If stock prices are Sleep Numbers, it's been years since Select Comfort (SNBR -0.08%) has been this soft. Shares of the maker of air-chambered beds plunged 24% last week, hitting a fresh four-year low after posting brutal financial results for the holiday quarter. 

Net sales plummeted 33% since the prior year to $215 million, weighed down by a 30% plunge in comps. That's a pretty steep store-level free fall in sales, but Select Comfort insists that hiccups in its enterprise software implementation accounted for the lion's share of that decline. It is pegging $84 million in lost sales on the bumpy migration to its new enterprise resource planning -- or ERP -- platform, a sum that would explain away 26 percentage points of the slide in net sales.  

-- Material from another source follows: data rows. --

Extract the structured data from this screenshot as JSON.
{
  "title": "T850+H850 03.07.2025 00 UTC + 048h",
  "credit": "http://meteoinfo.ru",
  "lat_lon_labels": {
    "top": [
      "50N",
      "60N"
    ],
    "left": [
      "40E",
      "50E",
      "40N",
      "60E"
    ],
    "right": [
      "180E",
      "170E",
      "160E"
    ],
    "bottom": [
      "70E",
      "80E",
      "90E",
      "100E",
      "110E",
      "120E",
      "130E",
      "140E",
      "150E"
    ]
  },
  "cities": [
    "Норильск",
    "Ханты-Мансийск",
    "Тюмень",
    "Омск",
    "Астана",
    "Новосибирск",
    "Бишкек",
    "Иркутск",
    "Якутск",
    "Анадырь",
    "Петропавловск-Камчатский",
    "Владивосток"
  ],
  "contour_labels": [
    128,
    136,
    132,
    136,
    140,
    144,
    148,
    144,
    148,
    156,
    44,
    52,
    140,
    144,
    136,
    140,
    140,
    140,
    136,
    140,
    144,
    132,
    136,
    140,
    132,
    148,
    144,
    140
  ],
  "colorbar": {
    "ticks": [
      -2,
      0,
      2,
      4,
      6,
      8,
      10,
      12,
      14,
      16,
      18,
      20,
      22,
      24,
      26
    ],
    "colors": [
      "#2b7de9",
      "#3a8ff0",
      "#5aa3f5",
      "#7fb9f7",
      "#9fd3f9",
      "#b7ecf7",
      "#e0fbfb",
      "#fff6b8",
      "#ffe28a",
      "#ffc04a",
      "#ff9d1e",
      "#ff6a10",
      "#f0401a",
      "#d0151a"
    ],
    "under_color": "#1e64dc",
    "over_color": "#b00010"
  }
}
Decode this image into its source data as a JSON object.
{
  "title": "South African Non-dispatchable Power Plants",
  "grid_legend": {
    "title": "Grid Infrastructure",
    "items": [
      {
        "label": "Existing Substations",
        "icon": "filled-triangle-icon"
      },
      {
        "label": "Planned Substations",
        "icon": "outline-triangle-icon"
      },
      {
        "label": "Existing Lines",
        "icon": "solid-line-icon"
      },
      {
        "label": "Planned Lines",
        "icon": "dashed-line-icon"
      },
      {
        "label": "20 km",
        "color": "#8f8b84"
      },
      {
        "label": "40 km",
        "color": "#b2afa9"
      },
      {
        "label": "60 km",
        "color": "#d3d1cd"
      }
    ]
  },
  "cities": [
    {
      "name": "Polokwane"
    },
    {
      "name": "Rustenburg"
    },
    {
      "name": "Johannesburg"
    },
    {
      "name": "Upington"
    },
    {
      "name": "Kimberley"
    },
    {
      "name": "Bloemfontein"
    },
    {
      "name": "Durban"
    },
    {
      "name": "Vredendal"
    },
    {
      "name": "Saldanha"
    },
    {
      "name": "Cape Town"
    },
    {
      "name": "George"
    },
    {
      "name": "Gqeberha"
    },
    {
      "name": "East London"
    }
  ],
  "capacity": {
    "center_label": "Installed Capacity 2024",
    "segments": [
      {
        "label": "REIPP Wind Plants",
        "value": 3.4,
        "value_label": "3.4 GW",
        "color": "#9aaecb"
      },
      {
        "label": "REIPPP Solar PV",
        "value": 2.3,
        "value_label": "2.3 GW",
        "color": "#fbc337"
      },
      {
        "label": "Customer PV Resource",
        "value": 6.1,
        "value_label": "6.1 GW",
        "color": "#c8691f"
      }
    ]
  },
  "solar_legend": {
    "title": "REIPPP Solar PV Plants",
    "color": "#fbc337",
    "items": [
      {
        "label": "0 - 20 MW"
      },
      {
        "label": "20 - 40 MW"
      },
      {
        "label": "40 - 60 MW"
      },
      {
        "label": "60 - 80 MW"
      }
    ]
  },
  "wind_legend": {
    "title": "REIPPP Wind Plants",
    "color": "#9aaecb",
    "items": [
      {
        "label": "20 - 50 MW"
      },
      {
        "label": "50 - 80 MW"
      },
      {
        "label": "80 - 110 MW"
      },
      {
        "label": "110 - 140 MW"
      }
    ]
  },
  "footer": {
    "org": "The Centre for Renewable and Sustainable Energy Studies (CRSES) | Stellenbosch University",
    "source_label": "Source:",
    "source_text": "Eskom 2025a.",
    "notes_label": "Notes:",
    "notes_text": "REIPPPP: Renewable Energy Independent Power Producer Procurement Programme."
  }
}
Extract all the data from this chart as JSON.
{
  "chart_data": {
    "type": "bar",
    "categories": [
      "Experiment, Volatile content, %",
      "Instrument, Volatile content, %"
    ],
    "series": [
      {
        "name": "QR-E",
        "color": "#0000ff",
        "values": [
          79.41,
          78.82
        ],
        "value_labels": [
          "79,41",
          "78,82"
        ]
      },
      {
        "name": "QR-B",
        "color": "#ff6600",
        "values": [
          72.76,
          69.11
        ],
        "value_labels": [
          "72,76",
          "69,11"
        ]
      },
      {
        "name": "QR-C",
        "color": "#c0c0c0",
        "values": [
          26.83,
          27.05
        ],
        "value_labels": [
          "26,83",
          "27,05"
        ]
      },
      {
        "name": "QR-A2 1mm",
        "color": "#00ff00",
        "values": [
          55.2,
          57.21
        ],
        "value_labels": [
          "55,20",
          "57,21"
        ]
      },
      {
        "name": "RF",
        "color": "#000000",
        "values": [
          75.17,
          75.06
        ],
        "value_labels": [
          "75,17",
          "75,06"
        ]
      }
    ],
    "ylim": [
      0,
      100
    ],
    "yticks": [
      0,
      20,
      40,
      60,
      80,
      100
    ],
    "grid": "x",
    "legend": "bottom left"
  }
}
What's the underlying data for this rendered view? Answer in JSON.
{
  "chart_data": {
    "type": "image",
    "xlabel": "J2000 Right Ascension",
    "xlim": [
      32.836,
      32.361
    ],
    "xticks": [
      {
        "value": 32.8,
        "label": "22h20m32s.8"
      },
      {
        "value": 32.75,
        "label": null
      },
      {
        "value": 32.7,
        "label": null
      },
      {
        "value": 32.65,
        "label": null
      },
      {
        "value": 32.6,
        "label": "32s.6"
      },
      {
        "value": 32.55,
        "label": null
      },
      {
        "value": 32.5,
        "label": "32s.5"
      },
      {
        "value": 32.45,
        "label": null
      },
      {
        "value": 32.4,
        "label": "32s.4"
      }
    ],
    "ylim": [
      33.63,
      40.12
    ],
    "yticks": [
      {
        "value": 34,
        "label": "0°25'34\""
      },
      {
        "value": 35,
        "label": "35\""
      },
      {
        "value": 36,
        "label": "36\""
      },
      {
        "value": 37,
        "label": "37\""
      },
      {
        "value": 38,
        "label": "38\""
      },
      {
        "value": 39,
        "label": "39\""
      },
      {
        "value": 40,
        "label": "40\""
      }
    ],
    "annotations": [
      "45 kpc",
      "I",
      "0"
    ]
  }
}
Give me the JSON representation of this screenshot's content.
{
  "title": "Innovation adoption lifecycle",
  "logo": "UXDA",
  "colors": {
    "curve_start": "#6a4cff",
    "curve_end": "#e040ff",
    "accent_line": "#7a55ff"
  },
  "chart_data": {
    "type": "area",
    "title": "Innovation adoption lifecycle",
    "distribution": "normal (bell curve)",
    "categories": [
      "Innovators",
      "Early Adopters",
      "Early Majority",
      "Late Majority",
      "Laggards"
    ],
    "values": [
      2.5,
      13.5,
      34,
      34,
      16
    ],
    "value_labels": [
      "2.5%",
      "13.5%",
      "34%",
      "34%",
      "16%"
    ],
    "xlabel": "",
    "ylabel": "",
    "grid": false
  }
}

Select Comfort isn't the first company to warn that it lost on a ton of sales because the shift to a new enterprise software system resulted in inventory shortfalls of what customers wanted to buy. However, the move is sometimes a sign of worse things yet to come. Lumber Liquidators (LL -3.80%) had an ERP failure in late 2010. The hardwood flooring retailer blamed its lack of productivity on the move. Lumber Liquidators eventually bounced back, but today the stock has a deeper sales problem. Lumber Liquidators stock is now trading lower than it was after the initial ERP failure fallout.

You know who else has botched an ERP shift? Select Comfort. It also happened to the company behind the Sleep Number beds and stores in 2008. Fool me twice?

Naturally things got even uglier on the way down to Select Comfort's bottom line. It posted a larger-than-expected quarterly loss. This explains why the stock hasn't traded this low since late 2011.

This shouldn't come as a surprise to investors watching Select Comfort. This is the third time in the past four years that Select Comfort stock suffered a double-digit percentage decline after posting poorly received holiday quarter results. The software disruption may have had a starring role this time, but it seems to be a mostly recurring event. 

Select Comfort sees healthy top-line growth in fiscal 2016, as well as a big rebound in profitability off of last year's depressed results. The low end of the projected profit range may be what it earned in 2014, but the stock is also trading a lot lower than it is right now. If Select Comfort can live up to those forecasts -- a tall order for a company with a product that would've suffered a holiday sales decline anyway -- it will bounce back. The stock is fetching just 11 to 12 times Select Comfort's year-ahead profit outlook, making it a bargain unless there's a larger consumer trend shifting away from Sleep Number as a bedding product of choice.